La racionalidad íntima se vive y se manifiesta como necesidad constante de trascendencia de la propia finitud, como la transformación del hombre en un ser superior a la muerte, que transforma desde la intimidad los signos de muerte en posibilidades metafísicas de vida.
Y paradójicamente, como resultado histórico y cultural, la subjetividad interpreta su próxima muerte en vida trascendental, con una mezcla de supuesta objetividad y metafísica, hasta llegar a proponer una vida objetiva más allá de la conciencia, sin salir de su propia subjetividad.

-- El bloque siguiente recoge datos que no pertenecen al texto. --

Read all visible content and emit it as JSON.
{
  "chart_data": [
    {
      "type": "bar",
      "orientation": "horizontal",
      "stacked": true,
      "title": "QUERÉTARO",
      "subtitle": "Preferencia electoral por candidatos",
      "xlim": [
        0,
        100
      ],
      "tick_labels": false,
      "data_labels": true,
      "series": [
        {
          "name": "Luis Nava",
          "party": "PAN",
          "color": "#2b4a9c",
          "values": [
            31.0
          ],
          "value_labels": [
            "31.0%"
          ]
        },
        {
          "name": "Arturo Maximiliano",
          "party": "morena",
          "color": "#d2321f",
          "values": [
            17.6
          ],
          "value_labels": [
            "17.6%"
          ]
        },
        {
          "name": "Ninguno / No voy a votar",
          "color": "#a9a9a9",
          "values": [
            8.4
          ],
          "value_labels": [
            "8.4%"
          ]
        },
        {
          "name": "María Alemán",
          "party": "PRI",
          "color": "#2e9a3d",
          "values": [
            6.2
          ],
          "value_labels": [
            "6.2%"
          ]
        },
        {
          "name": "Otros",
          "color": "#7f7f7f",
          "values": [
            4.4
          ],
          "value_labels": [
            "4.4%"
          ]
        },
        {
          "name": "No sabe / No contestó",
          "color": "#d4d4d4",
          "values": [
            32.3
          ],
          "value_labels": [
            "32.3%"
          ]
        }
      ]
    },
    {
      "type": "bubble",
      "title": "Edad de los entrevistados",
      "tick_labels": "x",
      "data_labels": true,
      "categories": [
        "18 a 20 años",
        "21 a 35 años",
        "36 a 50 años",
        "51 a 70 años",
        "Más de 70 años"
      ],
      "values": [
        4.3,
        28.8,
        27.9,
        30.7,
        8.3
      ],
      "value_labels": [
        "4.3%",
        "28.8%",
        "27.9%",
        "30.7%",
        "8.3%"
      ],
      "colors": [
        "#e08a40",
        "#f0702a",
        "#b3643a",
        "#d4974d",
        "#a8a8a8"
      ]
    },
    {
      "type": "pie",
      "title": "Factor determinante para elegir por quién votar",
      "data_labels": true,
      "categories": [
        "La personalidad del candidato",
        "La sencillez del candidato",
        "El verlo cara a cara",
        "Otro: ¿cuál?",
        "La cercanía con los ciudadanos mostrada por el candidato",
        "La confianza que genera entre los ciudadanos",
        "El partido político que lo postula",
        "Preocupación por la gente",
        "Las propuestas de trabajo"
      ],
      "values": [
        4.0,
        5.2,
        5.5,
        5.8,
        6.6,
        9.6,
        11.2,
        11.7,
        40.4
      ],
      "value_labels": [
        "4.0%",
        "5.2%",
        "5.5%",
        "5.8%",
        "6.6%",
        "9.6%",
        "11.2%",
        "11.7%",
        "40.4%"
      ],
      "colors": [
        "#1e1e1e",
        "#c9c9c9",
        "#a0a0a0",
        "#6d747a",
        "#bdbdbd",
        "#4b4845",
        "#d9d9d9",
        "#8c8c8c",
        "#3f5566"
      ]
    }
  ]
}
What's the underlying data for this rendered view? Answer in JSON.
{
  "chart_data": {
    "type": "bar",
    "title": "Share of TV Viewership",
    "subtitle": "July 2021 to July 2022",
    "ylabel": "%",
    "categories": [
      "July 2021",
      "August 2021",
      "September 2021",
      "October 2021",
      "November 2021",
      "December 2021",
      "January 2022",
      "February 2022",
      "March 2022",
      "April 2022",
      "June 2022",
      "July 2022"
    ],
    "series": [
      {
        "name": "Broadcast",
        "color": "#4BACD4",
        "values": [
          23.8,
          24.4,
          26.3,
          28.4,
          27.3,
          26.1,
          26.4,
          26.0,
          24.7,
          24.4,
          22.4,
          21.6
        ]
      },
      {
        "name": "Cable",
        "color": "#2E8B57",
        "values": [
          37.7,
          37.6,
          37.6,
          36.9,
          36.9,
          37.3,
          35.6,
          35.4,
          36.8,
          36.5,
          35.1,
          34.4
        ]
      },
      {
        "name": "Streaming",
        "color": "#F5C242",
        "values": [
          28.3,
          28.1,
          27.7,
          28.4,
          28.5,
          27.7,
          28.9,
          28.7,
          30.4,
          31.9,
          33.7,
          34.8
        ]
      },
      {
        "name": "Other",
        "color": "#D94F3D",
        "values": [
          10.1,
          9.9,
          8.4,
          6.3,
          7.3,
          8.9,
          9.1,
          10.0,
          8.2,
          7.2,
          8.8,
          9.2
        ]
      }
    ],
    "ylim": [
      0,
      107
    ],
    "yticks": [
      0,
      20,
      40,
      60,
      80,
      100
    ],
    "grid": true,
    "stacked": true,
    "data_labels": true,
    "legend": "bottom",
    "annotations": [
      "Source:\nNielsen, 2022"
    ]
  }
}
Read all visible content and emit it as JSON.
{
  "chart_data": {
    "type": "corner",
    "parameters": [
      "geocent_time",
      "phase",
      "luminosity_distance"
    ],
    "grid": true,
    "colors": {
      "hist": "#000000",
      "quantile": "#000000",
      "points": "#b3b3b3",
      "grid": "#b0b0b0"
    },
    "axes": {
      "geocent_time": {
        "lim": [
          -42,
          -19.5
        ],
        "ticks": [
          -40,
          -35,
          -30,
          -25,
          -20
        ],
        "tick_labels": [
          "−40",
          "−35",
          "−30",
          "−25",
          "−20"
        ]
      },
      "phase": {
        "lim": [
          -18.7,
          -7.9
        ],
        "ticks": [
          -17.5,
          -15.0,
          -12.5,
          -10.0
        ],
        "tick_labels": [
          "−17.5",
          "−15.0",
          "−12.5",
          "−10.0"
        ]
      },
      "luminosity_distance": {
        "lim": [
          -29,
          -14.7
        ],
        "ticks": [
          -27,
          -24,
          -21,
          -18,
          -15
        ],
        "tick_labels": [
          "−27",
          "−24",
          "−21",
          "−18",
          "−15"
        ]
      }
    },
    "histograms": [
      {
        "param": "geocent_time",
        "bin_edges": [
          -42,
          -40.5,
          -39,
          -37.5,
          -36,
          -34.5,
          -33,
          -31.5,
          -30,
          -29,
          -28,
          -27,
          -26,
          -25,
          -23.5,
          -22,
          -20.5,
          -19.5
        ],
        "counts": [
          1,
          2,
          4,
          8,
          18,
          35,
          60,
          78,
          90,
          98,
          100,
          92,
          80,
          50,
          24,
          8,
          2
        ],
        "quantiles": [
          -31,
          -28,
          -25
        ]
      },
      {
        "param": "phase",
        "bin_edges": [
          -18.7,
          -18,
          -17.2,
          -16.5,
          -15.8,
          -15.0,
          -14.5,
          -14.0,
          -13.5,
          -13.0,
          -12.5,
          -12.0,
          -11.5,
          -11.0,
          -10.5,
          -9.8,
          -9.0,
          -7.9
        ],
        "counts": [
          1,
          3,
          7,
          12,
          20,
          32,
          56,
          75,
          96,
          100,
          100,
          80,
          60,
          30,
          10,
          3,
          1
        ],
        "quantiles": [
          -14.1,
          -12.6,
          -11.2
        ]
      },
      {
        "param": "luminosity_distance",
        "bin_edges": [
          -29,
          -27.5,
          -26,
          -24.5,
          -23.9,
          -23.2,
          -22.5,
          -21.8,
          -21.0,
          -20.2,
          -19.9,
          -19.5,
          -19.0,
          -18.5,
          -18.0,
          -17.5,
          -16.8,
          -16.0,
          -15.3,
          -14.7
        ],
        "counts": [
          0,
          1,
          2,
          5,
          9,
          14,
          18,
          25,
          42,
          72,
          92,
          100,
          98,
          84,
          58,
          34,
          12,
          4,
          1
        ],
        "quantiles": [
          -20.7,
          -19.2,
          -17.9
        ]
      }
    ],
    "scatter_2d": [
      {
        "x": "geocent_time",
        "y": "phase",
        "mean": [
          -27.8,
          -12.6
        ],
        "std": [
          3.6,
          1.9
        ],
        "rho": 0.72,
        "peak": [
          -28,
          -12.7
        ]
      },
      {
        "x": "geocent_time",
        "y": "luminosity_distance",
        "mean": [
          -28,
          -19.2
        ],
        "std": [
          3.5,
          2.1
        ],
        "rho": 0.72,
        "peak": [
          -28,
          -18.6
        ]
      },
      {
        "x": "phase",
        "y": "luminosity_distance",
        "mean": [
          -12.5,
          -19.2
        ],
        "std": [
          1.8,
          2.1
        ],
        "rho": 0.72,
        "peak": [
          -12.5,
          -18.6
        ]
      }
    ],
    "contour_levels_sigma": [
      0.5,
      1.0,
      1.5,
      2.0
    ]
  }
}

 Se trata a la muerte como un problema que puede ser transcendido en la intimidad de la conciencia, y como ese paso se da en lo más subjetivo de la realidad lógica, se interpreta como una realidad objetiva. Sin embargo, la conciencia íntima intuye su propio engaño. De ahí la necesidad de hacer objetiva la fe en la existencia de sus anhelos.
Convertir el simple deseo en ciencia, en conocimiento verdadero y objetivo ha sido la creación más sublime del hombre, se trata de un logro superior a la construcción de cualquier pirámide o de la computadora más perfecta.
 Toda la huella cultural de la humanidad a lo largo de historia se reduce al deseo de infinito, o de convertir la inmortalidad en un dato verdadero, objetivo y dogmático. Se ha tratado de convertir la sed en agua fresca y cristalina.
Este poder que posee la racionalidad de convencerse a sí misma de la objetividad de su creación, responde a una necesidad vital y esencial que define y condiciona el sentido de la existencia de la humanidad, que se convierten una tarea dialéctica y  trascendental, que se hace realidad en la cultura y en la historia de la humanidad.
Este movimiento dialéctico de la racionalidad íntima, en donde el anhelo se convierte en realidad objetiva, define el en-sí de la misma conciencia en cuanto realidad íntima que se transforma constantemente en creadora de la “humanidad”, sin salir de sus propios límites, de su propio encierro, teniendo que conformarse con tantear dentro de sí misma lo eternamente extraño y ajeno, la realidad ontológica.
La intimidad es la esencia de la racionalidad. Ahí se encuentra su virtud y su límite, en la imposibilidad de contacto directo con lo externo. El hombre es soledad radical. De ahí que más que conocer la realidad, la interpreta y le da sentido. En cuanto a ser hombre, no se tiene otra posibilidad. Nunca se ha leído a la realidad, no existe posibilidad alguna de lectura, estamos condenados a ser intérpretes, y creadores en esencia, desde el nacimiento hasta la muerte.
 La realidad objetiva permanece en la oscuridad más profunda. El hombre camina con sus manos extendidas y temblorosas, palpando lo desconocido y jactándose de ser el dueño de la luz y el ángel elegido para la inmortalidad. Las sombras son la única realidad objetiva con que cuenta el hombre.
Sólo se puede ser “Demiurgos” desde las sombras y crear la historia desde ahí. En esto consiste la libertad: dar sentido y luz desde la racionalidad íntima, contando solamente con un mundo de sombras que brinda dos datos reales, que no son objetos del conocimiento lógico, sino del sufrimiento de la conciencia intima: vida y muerte.
Toda la creación de la racionalidad íntima parte de la dialéctica de vida y muerte. Y toda la humanidad se mantiene atrapada en esta paradoja. La vida se entiende como el anhelo de no morir mientras se espera la muerte.
La vida humana se transforma en la esperanza frente a la angustia de la conciencia de la muerte como fin del proyecto y el sentido de la existencia. La vida consiste en mantener la esperanza frente a su misma negación: el absurdo del sentido de la vida del hombre. El sentido de la vida consiste en tener esperanza de triunfar sobre la muerte. El sentido y el absurdo coinciden en la intimidad de la conciencia.